Department of Pediatrics, Division of Pediatric Hematology and Oncology, University of Minnesota Medical School, Minneapolis, Minnesota, USA.
Division of Clinical Pharmacology, Cincinnati Children's Hospital Medical Center, Cincinnati, Ohio, USA.
J Clin Pharmacol. 2021 Apr;61(4):547-554. doi: 10.1002/jcph.1759. Epub 2020 Oct 7.
Total pancreatectomy with islet autotransplantation is a complex surgical approach for acute recurrent or chronic pancreatitis that frequently triggers extreme thrombocytosis (platelets ≥ 1000 × 10 /L). Thrombocytosis can be prothrombotic, so cytoreductive hydroxyurea is often initiated after this surgery; however, optimal dosing strategy and efficacy are unknown. This prospective pilot study characterized the pharmacokinetics of hydroxyurea after this procedure in children. It also compared them with previously published pediatric parameters in sickle cell anemia (SCA), the disease in which pediatric hydroxyurea pharmacokinetics have primarily been studied. Plasma hydroxyurea levels were quantified in 14 participants aged 4-19 years using high-performance liquid chromatography. Blood collections were scheduled 20 minutes, 1 hour, and 4 hours after the first dose, on pharmacokinetic day 1 (PK1), and again 2-3 months later if still on hydroxyurea (PK2). Six participants had PK1 and PK2 data at all 3 postdose timed collections, 5 only had PK1 samples, and 3 only had PK2 samples. Total pancreatectomy with islet autotransplantation participants had reduced and delayed absorption compared with sickle cell anemia participant data from the Hydroxyurea Study of Long-Term Effects, regardless of timing or dosing methodology. Total pancreatectomy with islet autotransplantation participants had different pharmacokinetic profiles at PK1 versus PK2, with lower dose-normalized exposures than previously reported in sickle cell anemia. These results suggest variability exists in hydroxyurea absorption and bioavailability in total pancreatectomy with islet autotransplantation patients, suspected to be primarily because of Roux-en-Y reconstruction, and suggest that more pharmacokinetic data are needed for scenarios when hydroxyurea is prescribed to children without sickle cell anemia.

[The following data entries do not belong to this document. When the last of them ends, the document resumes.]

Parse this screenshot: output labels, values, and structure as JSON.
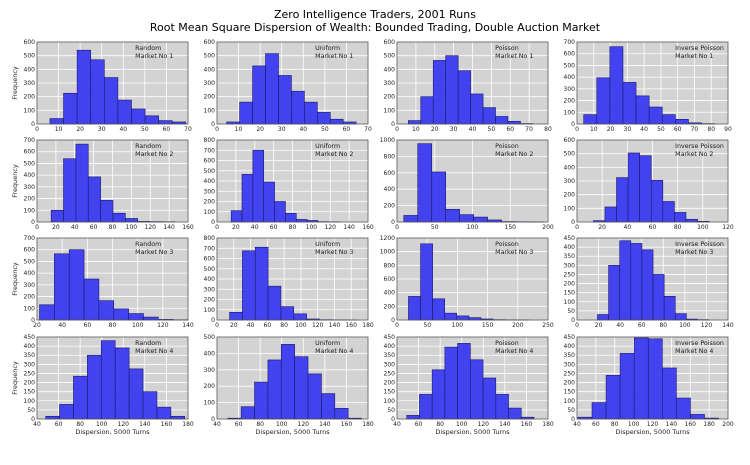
{
  "chart_data": {
    "type": "bar",
    "title": "Zero Intelligence Traders, 2001 Runs",
    "subtitle": "Root Mean Square Dispersion of Wealth:  Bounded Trading, Double Auction Market",
    "xlabel": "Dispersion, 5000 Turns",
    "ylabel": "Frequency",
    "grid": true,
    "colors": {
      "bar": "#3a3af0",
      "bar_edge": "#1a1a6a",
      "axes_bg": "#d3d3d3",
      "grid": "#ffffff"
    },
    "panels": [
      {
        "trader": "Random",
        "market": "Market No 1",
        "xlim": [
          0,
          70
        ],
        "xstep": 10,
        "ylim": [
          0,
          600
        ],
        "ystep": 100,
        "bin_start": 6,
        "bin_width": 6.3,
        "values": [
          40,
          225,
          540,
          470,
          340,
          175,
          110,
          60,
          25,
          15
        ]
      },
      {
        "trader": "Uniform",
        "market": "Market No 1",
        "xlim": [
          0,
          70
        ],
        "xstep": 10,
        "ylim": [
          0,
          600
        ],
        "ystep": 100,
        "bin_start": 4.5,
        "bin_width": 6,
        "values": [
          15,
          160,
          425,
          515,
          355,
          240,
          160,
          85,
          35,
          15
        ]
      },
      {
        "trader": "Poisson",
        "market": "Market No 1",
        "xlim": [
          0,
          80
        ],
        "xstep": 10,
        "ylim": [
          0,
          600
        ],
        "ystep": 100,
        "bin_start": 6,
        "bin_width": 6.6,
        "values": [
          25,
          200,
          465,
          500,
          390,
          220,
          120,
          55,
          20,
          3
        ]
      },
      {
        "trader": "Inverse Poisson",
        "market": "Market No 1",
        "xlim": [
          0,
          90
        ],
        "xstep": 10,
        "ylim": [
          0,
          700
        ],
        "ystep": 100,
        "bin_start": 4,
        "bin_width": 7.8,
        "values": [
          80,
          395,
          660,
          355,
          240,
          145,
          80,
          40,
          10,
          3
        ]
      },
      {
        "trader": "Random",
        "market": "Market No 2",
        "xlim": [
          0,
          160
        ],
        "xstep": 20,
        "ylim": [
          0,
          700
        ],
        "ystep": 100,
        "bin_start": 15,
        "bin_width": 13.1,
        "values": [
          100,
          540,
          665,
          385,
          185,
          75,
          30,
          5,
          3,
          2
        ]
      },
      {
        "trader": "Uniform",
        "market": "Market No 2",
        "xlim": [
          0,
          160
        ],
        "xstep": 20,
        "ylim": [
          0,
          800
        ],
        "ystep": 100,
        "bin_start": 15,
        "bin_width": 11.5,
        "values": [
          110,
          465,
          700,
          390,
          200,
          85,
          25,
          15,
          3,
          2
        ]
      },
      {
        "trader": "Poisson",
        "market": "Market No 2",
        "xlim": [
          0,
          200
        ],
        "xstep": 50,
        "ylim": [
          0,
          1000
        ],
        "ystep": 200,
        "bin_start": 9,
        "bin_width": 18.5,
        "values": [
          80,
          955,
          610,
          155,
          90,
          60,
          25,
          5,
          3,
          2
        ]
      },
      {
        "trader": "Inverse Poisson",
        "market": "Market No 2",
        "xlim": [
          0,
          120
        ],
        "xstep": 20,
        "ylim": [
          0,
          600
        ],
        "ystep": 100,
        "bin_start": 13,
        "bin_width": 9.2,
        "values": [
          10,
          110,
          325,
          505,
          485,
          305,
          150,
          70,
          20,
          5
        ]
      },
      {
        "trader": "Random",
        "market": "Market No 3",
        "xlim": [
          20,
          140
        ],
        "xstep": 20,
        "ylim": [
          0,
          700
        ],
        "ystep": 100,
        "bin_start": 22,
        "bin_width": 11.8,
        "values": [
          130,
          565,
          600,
          350,
          165,
          95,
          55,
          25,
          5,
          2
        ]
      },
      {
        "trader": "Uniform",
        "market": "Market No 3",
        "xlim": [
          0,
          180
        ],
        "xstep": 20,
        "ylim": [
          0,
          800
        ],
        "ystep": 100,
        "bin_start": 15,
        "bin_width": 15.3,
        "values": [
          75,
          675,
          710,
          330,
          130,
          60,
          10,
          3,
          2,
          1
        ]
      },
      {
        "trader": "Poisson",
        "market": "Market No 3",
        "xlim": [
          0,
          250
        ],
        "xstep": 50,
        "ylim": [
          0,
          1200
        ],
        "ystep": 200,
        "bin_start": 19,
        "bin_width": 20,
        "values": [
          345,
          1115,
          310,
          100,
          60,
          35,
          15,
          5,
          3,
          1
        ]
      },
      {
        "trader": "Inverse Poisson",
        "market": "Market No 3",
        "xlim": [
          0,
          140
        ],
        "xstep": 20,
        "ylim": [
          0,
          450
        ],
        "ystep": 50,
        "bin_start": 19,
        "bin_width": 10.3,
        "values": [
          30,
          300,
          435,
          420,
          385,
          250,
          130,
          35,
          5,
          2
        ]
      },
      {
        "trader": "Random",
        "market": "Market No 4",
        "xlim": [
          40,
          180
        ],
        "xstep": 20,
        "ylim": [
          0,
          450
        ],
        "ystep": 50,
        "bin_start": 48,
        "bin_width": 12.9,
        "values": [
          15,
          80,
          235,
          350,
          430,
          390,
          275,
          150,
          65,
          15
        ]
      },
      {
        "trader": "Uniform",
        "market": "Market No 4",
        "xlim": [
          40,
          180
        ],
        "xstep": 20,
        "ylim": [
          0,
          500
        ],
        "ystep": 100,
        "bin_start": 50,
        "bin_width": 12.4,
        "values": [
          5,
          75,
          225,
          360,
          455,
          380,
          275,
          155,
          65,
          5
        ]
      },
      {
        "trader": "Poisson",
        "market": "Market No 4",
        "xlim": [
          40,
          180
        ],
        "xstep": 20,
        "ylim": [
          0,
          450
        ],
        "ystep": 50,
        "bin_start": 49,
        "bin_width": 11.8,
        "values": [
          20,
          135,
          270,
          395,
          415,
          325,
          225,
          135,
          60,
          10
        ]
      },
      {
        "trader": "Inverse Poisson",
        "market": "Market No 4",
        "xlim": [
          40,
          200
        ],
        "xstep": 20,
        "ylim": [
          0,
          450
        ],
        "ystep": 50,
        "bin_start": 41,
        "bin_width": 14.9,
        "values": [
          10,
          90,
          240,
          360,
          445,
          440,
          280,
          115,
          25,
          5
        ]
      }
    ]
  }
}
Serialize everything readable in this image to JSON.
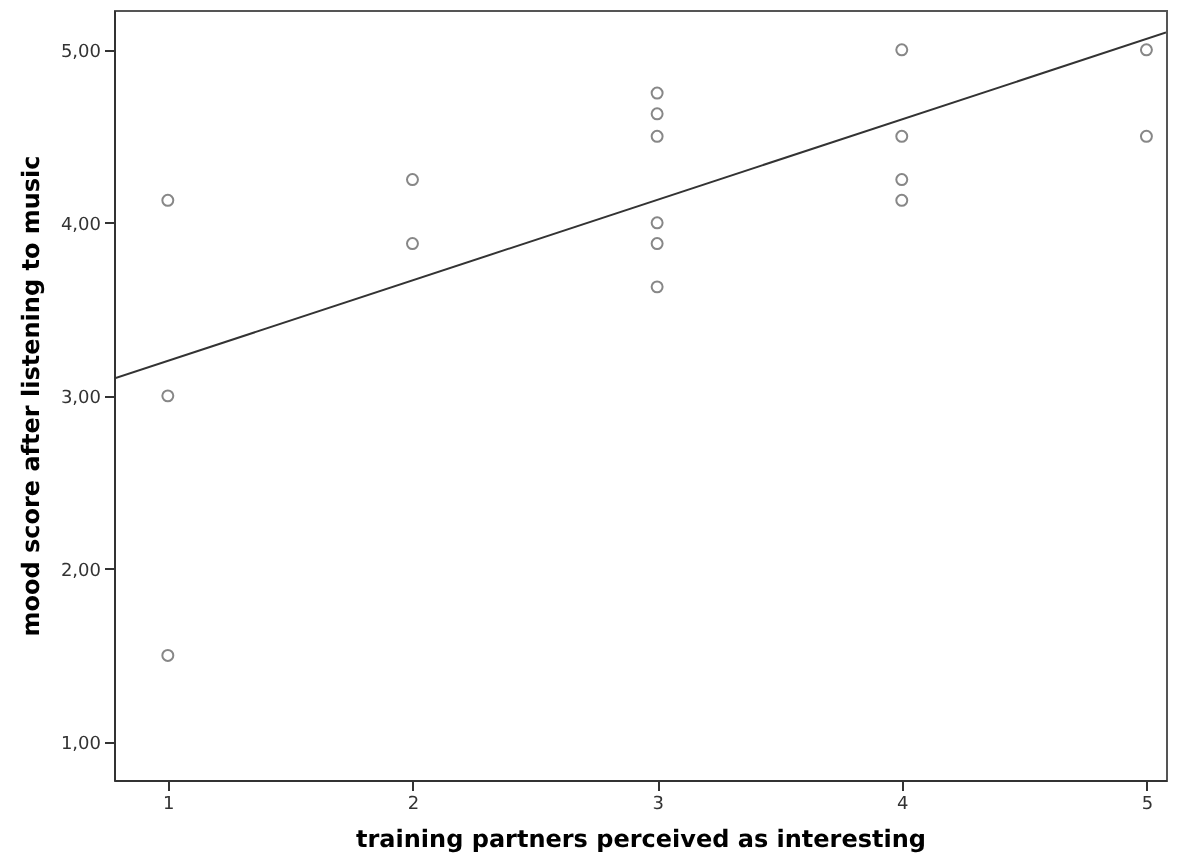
{
  "chart_data": {
    "type": "scatter",
    "xlabel": "training partners perceived as interesting",
    "ylabel": "mood score after listening to music",
    "xlim": [
      0.78,
      5.08
    ],
    "ylim": [
      0.78,
      5.23
    ],
    "xticks": [
      1,
      2,
      3,
      4,
      5
    ],
    "yticks": [
      {
        "value": 1,
        "label": "1,00"
      },
      {
        "value": 2,
        "label": "2,00"
      },
      {
        "value": 3,
        "label": "3,00"
      },
      {
        "value": 4,
        "label": "4,00"
      },
      {
        "value": 5,
        "label": "5,00"
      }
    ],
    "grid": false,
    "series": [
      {
        "color": "#555555",
        "marker": "circle",
        "x": [
          1,
          1,
          1,
          2,
          2,
          3,
          3,
          3,
          3,
          3,
          3,
          4,
          4,
          4,
          4,
          5,
          5
        ],
        "values": [
          4.13,
          3.0,
          1.5,
          4.25,
          3.88,
          4.75,
          4.63,
          4.5,
          4.0,
          3.88,
          3.63,
          5.0,
          4.5,
          4.25,
          4.13,
          5.0,
          4.5
        ]
      },
      {
        "type": "line",
        "color": "#333333",
        "line_style": "solid",
        "x": [
          0.78,
          5.08
        ],
        "values": [
          3.1,
          5.1
        ]
      }
    ]
  }
}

全胰切除术伴胰岛自体移植是一种治疗急性复发性或慢性胰腺炎的复杂手术方法,常导致极端血小板增多症(血小板≥1000×10/L)。血小板增多症可能具有促血栓形成作用,因此该手术后常开始使用细胞减少剂羟基脲;然而,最佳剂量策略和疗效尚不清楚。本前瞻性试验研究描述了该手术后儿童羟基脲的药代动力学特征。它还将其与先前在镰状细胞贫血(SCA)中研究过的儿科参数进行了比较,SCA 是主要研究儿科羟基脲药代动力学的疾病。使用高效液相色谱法对 14 名 4-19 岁的参与者的血浆羟基脲水平进行了定量。在第 1 天(PK1)的药代动力学日,在首次给药后 20 分钟、1 小时和 4 小时以及如果仍在服用羟基脲时,再次进行采血。如果仍在服用羟基脲时,在第 2-3 个月后再次采血(PK2)。如果仍在服用羟基脲时,在第 2-3 个月后再次采血(PK2)。如果仍在服用羟基脲时,在第 2-3 个月后再次采血(PK2)。如果仍在服用羟基脲时,在第 2-3 个月后再次采血(PK2)。6 名参与者在所有 3 次给药后时间采集点均有 PK1 和 PK2 数据,5 名参与者仅在 PK1 时有样本,3 名参与者仅在 PK2 时有样本。全胰切除术伴胰岛自体移植参与者与 Hydroxyurea Study of Long-Term Effects 中镰状细胞贫血参与者的数据相比,吸收减少且延迟,无论时间安排或给药方法如何。全胰切除术伴胰岛自体移植参与者在 PK1 与 PK2 时具有不同的药代动力学特征,与镰状细胞贫血患者的先前报告相比,剂量归一化暴露量较低。这些结果表明,全胰切除术伴胰岛自体移植患者的羟基脲吸收和生物利用度存在变异性,据推测主要是由于 Roux-en-Y 重建所致,并且在没有镰状细胞贫血的情况下为儿童开处方使用羟基脲时,需要更多的药代动力学数据。